A great thrill of victory raced through Darcy’s veins.

“Are you asking me to attend this mare as a veterinarian or as a woman?”

He looked at her, pushed his hat back so he could look at her with those fierce blue eyes of his. As his gaze moved over her body, she felt it as surely as the warm caress of a hand on her skin.

And she felt a curious desire to brush the hair that had fallen from beneath his hat onto his forehead. He had a farmer’s tan—white skin where his hat had been that showed a clear line against his sun-darkened face.

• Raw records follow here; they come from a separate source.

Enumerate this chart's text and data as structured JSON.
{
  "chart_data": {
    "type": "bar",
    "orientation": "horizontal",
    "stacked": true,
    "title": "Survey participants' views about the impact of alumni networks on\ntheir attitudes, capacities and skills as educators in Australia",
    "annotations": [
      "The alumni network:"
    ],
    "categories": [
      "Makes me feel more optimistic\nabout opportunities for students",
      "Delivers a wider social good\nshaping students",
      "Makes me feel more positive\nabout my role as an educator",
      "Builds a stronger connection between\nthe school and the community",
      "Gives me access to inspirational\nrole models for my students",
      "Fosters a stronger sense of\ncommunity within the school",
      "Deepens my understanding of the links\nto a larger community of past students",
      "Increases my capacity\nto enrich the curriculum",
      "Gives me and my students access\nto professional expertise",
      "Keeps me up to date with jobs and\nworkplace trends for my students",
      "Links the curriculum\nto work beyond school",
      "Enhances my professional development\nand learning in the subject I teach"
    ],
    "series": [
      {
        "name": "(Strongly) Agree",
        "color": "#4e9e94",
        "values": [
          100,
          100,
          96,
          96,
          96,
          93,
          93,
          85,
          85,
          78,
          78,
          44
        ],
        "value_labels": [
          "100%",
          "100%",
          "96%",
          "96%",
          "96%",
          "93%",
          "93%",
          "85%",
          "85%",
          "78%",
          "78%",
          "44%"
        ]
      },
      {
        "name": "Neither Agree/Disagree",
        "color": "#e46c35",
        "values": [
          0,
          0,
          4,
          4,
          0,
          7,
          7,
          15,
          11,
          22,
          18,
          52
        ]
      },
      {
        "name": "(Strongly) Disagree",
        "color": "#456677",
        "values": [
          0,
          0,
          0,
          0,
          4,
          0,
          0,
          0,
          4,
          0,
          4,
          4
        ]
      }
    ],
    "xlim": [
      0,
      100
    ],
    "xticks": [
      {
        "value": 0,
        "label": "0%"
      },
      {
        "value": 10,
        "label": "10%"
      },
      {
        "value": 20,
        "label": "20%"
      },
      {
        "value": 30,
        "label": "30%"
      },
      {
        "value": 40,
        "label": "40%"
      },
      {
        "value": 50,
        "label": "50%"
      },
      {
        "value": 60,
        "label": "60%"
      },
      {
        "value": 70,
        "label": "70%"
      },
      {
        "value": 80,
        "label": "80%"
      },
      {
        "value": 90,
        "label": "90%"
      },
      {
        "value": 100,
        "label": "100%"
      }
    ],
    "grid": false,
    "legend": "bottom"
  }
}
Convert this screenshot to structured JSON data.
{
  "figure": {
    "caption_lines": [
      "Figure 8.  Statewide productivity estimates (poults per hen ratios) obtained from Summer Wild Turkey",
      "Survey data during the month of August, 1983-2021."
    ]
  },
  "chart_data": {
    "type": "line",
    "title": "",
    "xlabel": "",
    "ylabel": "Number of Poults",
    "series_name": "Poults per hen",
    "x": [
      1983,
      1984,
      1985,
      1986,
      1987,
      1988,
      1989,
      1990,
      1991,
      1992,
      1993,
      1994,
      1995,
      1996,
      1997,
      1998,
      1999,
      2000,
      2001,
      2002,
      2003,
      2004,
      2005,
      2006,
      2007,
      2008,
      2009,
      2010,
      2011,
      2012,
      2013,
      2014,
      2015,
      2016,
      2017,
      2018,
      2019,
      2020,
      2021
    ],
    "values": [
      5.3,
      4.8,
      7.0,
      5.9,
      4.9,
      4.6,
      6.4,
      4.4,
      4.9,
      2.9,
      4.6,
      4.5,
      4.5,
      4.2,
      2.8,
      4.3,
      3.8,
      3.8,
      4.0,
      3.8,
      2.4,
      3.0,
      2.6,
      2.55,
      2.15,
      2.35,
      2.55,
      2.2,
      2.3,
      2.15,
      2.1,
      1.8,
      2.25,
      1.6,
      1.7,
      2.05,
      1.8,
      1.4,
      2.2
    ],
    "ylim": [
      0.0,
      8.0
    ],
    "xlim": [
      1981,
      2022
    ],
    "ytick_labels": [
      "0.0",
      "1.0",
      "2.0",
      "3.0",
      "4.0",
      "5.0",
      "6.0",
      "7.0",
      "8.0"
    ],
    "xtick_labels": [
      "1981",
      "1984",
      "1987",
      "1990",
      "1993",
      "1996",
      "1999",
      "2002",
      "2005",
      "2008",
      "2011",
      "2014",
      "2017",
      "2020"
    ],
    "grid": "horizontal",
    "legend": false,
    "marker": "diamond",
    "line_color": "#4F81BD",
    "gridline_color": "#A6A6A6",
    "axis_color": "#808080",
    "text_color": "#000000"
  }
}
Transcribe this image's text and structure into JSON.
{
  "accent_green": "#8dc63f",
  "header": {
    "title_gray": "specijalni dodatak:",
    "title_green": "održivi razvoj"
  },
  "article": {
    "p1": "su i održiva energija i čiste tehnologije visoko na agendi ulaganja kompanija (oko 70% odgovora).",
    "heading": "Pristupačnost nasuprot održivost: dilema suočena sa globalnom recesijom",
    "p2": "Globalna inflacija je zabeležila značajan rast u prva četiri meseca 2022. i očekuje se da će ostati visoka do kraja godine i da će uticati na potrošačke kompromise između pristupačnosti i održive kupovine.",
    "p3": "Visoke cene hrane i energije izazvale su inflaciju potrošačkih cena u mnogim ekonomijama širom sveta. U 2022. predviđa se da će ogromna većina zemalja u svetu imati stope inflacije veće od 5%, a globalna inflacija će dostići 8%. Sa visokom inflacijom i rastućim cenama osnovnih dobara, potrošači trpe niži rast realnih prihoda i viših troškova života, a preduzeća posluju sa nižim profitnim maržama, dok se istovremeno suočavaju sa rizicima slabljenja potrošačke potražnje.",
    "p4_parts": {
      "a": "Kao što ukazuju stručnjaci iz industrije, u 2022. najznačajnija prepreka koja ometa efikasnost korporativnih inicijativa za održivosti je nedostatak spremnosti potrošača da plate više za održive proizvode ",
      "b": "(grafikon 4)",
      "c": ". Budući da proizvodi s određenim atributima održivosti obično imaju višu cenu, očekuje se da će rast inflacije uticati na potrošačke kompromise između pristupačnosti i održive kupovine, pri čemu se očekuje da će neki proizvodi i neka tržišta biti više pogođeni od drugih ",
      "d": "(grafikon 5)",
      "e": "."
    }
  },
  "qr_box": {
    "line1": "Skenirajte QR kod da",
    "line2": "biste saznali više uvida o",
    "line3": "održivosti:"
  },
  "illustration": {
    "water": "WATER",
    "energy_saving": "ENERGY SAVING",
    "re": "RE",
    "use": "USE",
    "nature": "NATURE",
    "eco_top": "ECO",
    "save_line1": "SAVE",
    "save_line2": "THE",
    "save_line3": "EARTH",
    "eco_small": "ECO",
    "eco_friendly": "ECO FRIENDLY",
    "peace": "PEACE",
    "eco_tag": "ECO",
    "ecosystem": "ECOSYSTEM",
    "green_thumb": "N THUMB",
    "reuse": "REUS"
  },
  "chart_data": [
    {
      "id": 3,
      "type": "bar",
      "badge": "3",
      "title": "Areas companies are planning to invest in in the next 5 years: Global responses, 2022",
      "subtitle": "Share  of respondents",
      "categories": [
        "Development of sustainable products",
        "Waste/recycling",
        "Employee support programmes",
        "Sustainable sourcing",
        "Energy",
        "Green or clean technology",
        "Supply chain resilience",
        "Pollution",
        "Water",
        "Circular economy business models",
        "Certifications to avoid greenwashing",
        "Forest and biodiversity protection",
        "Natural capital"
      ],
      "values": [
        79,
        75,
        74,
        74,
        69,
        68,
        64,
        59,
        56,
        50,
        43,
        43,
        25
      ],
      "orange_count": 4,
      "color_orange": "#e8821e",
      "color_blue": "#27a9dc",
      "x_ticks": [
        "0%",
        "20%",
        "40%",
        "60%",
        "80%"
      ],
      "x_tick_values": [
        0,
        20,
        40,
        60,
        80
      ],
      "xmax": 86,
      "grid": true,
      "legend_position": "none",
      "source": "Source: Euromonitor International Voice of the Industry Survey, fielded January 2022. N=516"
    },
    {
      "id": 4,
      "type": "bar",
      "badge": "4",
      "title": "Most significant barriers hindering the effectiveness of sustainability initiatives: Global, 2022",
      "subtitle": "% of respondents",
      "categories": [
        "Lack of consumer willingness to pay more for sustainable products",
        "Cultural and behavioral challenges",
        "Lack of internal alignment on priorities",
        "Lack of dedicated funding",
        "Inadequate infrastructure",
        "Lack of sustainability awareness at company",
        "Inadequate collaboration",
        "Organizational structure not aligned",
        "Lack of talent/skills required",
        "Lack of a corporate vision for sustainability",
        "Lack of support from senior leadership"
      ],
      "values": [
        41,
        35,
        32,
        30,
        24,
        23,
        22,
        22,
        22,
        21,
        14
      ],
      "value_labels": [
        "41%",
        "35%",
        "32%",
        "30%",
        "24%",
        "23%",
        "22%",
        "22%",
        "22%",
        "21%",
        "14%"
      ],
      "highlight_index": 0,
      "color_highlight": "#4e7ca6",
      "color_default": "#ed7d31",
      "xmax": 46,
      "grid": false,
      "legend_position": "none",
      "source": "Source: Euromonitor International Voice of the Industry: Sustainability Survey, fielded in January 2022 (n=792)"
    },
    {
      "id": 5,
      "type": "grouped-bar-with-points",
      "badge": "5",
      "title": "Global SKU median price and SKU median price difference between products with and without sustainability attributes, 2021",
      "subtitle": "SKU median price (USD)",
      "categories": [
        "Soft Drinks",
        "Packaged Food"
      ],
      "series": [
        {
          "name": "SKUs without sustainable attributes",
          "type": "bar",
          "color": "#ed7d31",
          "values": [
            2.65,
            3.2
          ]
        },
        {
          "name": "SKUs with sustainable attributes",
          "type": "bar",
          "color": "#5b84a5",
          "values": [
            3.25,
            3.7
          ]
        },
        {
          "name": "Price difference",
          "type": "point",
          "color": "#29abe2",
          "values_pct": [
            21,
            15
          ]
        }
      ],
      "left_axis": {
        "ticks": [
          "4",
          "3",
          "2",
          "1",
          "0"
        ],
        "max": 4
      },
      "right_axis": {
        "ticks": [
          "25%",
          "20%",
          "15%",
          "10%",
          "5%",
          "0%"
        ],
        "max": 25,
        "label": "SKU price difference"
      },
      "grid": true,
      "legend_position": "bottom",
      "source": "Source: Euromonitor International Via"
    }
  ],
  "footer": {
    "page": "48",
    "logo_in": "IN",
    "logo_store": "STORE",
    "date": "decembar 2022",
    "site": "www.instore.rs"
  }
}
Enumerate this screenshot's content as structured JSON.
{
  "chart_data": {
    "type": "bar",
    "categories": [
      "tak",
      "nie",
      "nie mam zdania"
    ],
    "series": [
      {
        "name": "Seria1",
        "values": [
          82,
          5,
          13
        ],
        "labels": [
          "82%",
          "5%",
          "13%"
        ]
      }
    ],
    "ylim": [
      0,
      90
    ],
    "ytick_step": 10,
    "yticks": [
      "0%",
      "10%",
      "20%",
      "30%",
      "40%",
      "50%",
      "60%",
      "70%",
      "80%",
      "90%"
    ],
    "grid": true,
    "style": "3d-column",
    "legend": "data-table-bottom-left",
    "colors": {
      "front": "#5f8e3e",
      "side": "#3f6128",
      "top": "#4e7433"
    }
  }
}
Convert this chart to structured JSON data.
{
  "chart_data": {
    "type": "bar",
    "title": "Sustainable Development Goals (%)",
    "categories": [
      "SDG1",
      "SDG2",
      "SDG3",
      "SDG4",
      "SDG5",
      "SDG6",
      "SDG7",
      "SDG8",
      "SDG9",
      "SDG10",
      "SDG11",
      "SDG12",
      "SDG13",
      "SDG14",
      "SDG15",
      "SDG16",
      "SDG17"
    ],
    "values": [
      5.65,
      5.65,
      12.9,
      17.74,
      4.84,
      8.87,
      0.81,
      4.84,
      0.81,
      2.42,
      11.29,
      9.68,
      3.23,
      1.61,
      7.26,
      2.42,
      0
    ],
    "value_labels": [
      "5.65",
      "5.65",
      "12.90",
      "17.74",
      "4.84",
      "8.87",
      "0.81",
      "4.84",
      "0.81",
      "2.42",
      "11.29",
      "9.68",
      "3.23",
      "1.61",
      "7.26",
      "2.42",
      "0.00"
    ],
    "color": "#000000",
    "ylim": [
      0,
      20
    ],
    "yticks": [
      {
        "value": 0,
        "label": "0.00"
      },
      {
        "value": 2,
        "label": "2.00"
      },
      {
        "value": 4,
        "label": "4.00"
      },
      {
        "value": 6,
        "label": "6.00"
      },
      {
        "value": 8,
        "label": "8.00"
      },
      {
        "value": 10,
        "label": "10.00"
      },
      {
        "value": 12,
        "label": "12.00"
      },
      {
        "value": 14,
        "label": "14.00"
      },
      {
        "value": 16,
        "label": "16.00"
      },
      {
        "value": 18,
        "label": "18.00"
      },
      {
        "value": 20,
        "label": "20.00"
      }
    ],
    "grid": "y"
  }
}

After a long moment, he spoke.

“I reckon as both,” he said dryly. “You’ve got no quit in you, just like Tara, and she’s gonna need that more than anything. I’ll supply the muscle power.”

Chapter Two

Darcy turned and ran for her truck, her heart pounding because of Jackson’s permission to treat the mare. She was thrilled to have won this battle, not only for the sake of the mare and foal, but also for the challenge of saving them. God willing, the struggle might take over her mind completely and let her forget about everything else.

Her heart was not beating so hard from the powerful way Jackson had looked at her. Yet she could still feel his gaze moving over her in that very assessing kind of look.

Well, if he’d been trying to judge whether she would respond to him as a man, she could tell him right now that she was not interested. Not in any man.

Despite that surprising, insane urge she’d felt— the desire to touch his face and brush his hair that had come over her when his eyes met hers?

Her little voice of truth wouldn’t let her get by with anything.

She punched in the handle of her equipment box and twisted it, then threw up the lid. A horse’s life, no, two of them, depended on her right now, and she needed to get her mind on her business.

Automatically, her hands flew to the necessary compartments and began to make selections. First, the IV catheter, needle holders, suture, cordless clippers and a handful of Betadine solution packets, gauze sponges and a bottle of alcohol. Then both her hands were full. She’d have to come back for the antibiotic injection and the bag of fluids.

No. Good heavens, she couldn’t even think straight! Everything would go much faster if they brought the mare to the truck.

Tara’s hooves scrabbled against the pavement. Darcy heard Jackson kiss to her in encouragement, and when she glanced over her shoulder, the mare was regaining her feet.

“Bring her over here,” Darcy called. “I want to get a dose of antibiotic in her and start some fluids before we walk her home.”

He frowned.

“You’re the one saying she’ll foal any minute,” he said, leading Tara toward her. “Can’t it wait until we get her to the barn?”